NEW YORK — A crowd of about 2,000 filled part of New York’s Times Square to cheer the U.S. World Cup team during a televised send-off pep rally Friday night.
NEW YORK — A crowd of about 2,000 filled part of New York’s Times Square to cheer the U.S. World Cup team during a televised send-off pep rally Friday night.
Fans chanted “U-S-A!” “I believe that we will win!” and “When the Yanks go marching in” after the 23 American players arrived in a red-white-and-blue bus with “One Nation. One Team.” in huge letters.
“We’re excited about going down to the World Cup and doing something special,” U.S. captain Clint Dempsey said.
Many of the fans who filled Broadway between 42nd and 43rd Streets wore American jerseys, and some held up signs with players’ names and photos. One raised a gold-colored replica World Cup.
Players, wearing red shirts, black shorts and black windbreakers, signed autographs and took selfies with supporters. Midfielder Mix Diskerud, sporting a New York Yankees cap, was among the players who sat on the front of the stage and waved to fans.
ESPN, which broadcast the rally, played an animation of midfielder Kyle Beckerman scoring a winning overtime goal in the World Cup final followed by Dempsey lifting the trophy.
“It’s wonderful because it gives you a sense that we’re getting closer and closer to the World Cup,” said U.S. coach Jurgen Klinsmann, who as a player helped Germany win the 1990 tournament. “You just count the days. You want to get down there and get this thing started.”
The Americans have home exhibition games against Turkey on Sunday at Harrison, New Jersey, and Nigeria on June 7 at Jacksonville, Florida. They leave the following day for Brazil and their seventh straight World Cup appearance.

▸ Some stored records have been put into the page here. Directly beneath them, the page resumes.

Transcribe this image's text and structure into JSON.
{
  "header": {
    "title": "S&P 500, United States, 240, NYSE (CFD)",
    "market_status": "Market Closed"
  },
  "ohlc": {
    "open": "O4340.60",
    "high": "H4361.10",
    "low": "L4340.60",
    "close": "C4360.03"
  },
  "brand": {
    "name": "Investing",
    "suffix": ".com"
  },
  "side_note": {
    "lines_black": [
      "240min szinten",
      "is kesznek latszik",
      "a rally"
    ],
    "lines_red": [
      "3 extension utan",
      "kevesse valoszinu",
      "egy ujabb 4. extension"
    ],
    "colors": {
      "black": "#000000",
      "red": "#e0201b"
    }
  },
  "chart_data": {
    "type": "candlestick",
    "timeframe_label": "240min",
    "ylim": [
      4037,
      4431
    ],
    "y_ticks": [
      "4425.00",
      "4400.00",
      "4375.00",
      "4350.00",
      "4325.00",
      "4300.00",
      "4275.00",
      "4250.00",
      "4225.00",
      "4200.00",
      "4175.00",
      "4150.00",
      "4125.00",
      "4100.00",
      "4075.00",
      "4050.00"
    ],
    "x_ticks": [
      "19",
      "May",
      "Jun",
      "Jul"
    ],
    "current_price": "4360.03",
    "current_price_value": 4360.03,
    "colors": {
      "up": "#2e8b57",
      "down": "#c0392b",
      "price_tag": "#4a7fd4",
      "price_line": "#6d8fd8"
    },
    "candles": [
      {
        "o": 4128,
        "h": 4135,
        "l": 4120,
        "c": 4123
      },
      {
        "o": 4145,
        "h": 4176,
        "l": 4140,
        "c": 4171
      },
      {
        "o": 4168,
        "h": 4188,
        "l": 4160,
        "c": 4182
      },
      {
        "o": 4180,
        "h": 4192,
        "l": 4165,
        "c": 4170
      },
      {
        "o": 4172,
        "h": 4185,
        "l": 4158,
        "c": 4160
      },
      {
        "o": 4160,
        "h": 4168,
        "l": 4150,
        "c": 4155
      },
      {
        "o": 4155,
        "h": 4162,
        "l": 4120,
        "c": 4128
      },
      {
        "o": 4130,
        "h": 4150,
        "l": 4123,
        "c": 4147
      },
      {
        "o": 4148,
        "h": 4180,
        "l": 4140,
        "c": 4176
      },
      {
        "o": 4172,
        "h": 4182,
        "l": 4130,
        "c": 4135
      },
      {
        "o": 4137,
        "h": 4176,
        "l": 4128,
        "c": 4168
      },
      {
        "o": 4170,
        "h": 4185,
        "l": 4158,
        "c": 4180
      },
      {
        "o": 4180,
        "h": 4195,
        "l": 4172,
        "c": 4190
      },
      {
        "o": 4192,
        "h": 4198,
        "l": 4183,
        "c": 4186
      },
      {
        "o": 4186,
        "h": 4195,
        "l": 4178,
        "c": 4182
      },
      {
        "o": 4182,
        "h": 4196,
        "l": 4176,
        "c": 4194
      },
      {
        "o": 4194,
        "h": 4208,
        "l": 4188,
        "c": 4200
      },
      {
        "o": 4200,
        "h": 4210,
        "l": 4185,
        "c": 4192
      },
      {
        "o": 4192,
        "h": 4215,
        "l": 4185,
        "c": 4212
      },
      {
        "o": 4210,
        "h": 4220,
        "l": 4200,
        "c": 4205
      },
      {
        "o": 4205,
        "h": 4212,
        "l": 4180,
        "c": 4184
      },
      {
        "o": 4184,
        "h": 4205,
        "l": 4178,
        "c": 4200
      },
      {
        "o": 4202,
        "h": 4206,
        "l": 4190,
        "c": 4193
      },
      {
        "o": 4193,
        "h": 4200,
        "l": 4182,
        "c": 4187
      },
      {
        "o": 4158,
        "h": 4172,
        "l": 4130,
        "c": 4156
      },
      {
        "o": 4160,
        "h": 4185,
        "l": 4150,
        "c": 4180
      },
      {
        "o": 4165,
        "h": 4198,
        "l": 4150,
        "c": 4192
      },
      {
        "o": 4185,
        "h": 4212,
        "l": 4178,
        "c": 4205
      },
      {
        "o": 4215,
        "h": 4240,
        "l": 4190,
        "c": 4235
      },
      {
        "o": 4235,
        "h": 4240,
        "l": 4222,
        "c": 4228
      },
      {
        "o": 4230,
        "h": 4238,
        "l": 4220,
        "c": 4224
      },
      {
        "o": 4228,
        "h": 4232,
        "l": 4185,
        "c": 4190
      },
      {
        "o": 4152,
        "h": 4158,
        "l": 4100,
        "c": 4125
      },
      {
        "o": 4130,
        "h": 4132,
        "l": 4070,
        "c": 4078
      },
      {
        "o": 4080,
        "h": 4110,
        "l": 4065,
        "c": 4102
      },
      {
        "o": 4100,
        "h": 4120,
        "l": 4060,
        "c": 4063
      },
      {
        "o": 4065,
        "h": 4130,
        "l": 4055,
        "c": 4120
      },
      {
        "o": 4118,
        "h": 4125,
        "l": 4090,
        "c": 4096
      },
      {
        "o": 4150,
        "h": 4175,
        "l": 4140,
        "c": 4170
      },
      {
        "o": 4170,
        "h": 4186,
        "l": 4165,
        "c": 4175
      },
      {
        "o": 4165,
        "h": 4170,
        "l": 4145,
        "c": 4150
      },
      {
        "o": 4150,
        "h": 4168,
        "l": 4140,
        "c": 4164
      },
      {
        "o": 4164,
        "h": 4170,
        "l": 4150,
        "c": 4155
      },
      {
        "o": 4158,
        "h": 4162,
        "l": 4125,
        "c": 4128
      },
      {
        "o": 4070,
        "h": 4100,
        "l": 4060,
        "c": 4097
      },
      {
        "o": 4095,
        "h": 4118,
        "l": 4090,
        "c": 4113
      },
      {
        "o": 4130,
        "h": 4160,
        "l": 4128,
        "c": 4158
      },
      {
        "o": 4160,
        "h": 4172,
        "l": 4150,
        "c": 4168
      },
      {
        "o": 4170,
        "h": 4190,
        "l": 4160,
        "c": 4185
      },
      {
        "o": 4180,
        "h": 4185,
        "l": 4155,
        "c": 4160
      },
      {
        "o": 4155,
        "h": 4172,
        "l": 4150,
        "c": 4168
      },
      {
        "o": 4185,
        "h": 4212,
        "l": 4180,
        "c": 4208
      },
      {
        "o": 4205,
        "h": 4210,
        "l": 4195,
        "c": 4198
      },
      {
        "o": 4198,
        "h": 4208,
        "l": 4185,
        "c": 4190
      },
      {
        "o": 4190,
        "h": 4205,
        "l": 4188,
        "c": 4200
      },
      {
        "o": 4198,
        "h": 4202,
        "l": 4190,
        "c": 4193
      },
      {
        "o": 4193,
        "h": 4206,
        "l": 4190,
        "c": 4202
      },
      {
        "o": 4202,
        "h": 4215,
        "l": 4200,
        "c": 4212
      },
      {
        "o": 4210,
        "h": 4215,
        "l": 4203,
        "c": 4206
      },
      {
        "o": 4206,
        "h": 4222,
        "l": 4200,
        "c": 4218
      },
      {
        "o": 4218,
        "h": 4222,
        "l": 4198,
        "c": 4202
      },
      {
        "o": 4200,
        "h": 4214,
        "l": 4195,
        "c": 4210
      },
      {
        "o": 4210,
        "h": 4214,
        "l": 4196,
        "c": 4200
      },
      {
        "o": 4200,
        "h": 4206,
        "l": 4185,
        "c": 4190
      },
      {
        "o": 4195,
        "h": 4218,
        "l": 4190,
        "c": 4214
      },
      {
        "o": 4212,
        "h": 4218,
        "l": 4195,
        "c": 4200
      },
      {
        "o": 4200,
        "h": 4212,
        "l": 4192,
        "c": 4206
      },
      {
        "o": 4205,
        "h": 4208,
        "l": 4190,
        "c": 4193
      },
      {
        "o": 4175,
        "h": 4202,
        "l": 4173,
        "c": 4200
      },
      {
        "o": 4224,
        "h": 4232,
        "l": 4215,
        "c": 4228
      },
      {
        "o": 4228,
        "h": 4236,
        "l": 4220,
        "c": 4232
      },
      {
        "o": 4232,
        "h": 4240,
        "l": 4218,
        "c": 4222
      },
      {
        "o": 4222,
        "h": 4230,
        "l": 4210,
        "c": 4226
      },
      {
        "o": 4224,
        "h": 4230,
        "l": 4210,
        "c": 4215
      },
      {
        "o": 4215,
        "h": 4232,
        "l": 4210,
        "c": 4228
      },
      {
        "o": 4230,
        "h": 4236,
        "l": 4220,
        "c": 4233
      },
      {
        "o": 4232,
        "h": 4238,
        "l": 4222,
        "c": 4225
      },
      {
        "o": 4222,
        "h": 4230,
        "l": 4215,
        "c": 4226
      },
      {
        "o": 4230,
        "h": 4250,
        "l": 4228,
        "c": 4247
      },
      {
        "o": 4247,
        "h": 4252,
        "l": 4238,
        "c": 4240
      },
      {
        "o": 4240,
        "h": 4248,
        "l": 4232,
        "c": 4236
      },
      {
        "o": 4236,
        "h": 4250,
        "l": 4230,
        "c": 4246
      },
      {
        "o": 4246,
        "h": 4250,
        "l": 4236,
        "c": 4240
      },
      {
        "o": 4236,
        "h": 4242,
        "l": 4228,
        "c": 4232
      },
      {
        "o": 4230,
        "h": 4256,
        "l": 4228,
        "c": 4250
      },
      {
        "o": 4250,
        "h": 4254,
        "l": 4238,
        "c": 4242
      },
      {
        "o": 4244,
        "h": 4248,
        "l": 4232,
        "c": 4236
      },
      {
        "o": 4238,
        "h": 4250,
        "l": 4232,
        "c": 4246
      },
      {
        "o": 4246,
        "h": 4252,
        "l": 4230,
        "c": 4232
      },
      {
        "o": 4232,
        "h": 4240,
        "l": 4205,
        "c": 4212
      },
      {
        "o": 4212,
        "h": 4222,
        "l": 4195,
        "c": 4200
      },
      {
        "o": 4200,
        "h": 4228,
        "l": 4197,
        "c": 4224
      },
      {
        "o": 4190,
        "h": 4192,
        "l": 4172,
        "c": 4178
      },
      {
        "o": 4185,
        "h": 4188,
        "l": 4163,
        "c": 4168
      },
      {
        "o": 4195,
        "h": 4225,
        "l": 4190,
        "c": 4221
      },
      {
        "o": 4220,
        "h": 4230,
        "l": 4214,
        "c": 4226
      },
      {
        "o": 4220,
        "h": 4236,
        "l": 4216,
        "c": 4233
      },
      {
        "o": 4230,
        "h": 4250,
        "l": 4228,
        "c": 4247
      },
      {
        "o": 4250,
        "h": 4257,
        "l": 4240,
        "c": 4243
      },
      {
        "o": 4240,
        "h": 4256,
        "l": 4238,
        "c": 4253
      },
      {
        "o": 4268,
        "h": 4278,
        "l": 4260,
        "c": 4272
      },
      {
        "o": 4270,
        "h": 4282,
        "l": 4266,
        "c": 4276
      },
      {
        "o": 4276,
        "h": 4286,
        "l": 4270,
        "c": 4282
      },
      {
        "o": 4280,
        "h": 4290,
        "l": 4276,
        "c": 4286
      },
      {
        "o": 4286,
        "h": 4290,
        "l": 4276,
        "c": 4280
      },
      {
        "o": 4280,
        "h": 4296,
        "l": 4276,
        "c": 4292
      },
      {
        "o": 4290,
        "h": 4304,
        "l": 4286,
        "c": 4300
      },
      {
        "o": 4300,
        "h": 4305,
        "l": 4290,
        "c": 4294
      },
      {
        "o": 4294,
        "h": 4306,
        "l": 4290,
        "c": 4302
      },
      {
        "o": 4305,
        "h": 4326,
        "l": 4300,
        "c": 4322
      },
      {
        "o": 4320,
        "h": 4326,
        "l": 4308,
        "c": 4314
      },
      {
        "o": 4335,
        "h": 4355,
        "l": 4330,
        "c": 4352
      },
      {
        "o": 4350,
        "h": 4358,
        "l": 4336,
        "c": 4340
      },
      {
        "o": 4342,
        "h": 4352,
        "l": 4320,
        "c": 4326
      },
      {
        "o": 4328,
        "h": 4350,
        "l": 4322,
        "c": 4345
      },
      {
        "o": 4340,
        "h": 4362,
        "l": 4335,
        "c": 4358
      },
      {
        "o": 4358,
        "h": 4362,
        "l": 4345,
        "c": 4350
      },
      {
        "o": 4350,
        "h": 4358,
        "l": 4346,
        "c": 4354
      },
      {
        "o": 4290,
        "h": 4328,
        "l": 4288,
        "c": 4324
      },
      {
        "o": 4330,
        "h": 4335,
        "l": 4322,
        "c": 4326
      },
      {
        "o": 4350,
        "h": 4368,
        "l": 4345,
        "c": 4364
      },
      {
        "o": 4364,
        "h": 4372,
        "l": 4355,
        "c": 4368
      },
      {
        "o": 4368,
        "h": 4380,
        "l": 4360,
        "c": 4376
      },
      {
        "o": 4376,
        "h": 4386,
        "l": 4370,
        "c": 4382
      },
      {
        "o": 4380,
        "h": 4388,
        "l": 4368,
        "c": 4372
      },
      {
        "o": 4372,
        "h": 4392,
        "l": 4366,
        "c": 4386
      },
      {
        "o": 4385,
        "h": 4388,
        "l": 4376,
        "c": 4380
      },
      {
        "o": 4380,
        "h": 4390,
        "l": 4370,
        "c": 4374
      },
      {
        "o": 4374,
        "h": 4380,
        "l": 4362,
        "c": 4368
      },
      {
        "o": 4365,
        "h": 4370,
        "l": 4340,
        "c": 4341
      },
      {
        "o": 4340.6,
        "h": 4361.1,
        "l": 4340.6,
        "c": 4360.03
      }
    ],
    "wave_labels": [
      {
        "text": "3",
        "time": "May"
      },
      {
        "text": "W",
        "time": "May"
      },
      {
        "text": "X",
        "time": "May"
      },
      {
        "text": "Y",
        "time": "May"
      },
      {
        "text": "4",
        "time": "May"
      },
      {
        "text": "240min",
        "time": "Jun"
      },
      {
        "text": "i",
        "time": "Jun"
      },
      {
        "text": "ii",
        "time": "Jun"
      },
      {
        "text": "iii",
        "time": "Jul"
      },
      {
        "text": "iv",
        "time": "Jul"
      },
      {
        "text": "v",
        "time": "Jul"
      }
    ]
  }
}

In perhaps the toughest first-round group, they open June 16 in Natal with a Bloomsday game against Ghana, the nation that eliminated the U.S. in the last two World Cups. Klinsmann said “it’s pretty much like a knockout game” and “we want we want to make them clear stepping on the field that it’s our game.”
“We got to look at a payback. We’ve got to make sure we get the right result,” Dempsey said, sparking chants of “Beat Ghana!”
Six days later, the Americans play Portugal and FIFA Player of the Year Cristiano Ronaldo in the Amazon jungle city of Manaus.
“It’s going to be all of us trying to get around Ronaldo, pressure him, make him give up the ball,” said goalkeeper Tim Howard, a former teammate of the star forward on Manchester United.
The U.S. closes the group stage on June 26 in the northern beach city of Recife against three-time champion Germany, which defeated the Americans in the first round in 1998 — with Klinsmann scoring — and in a 2002 quarterfinal.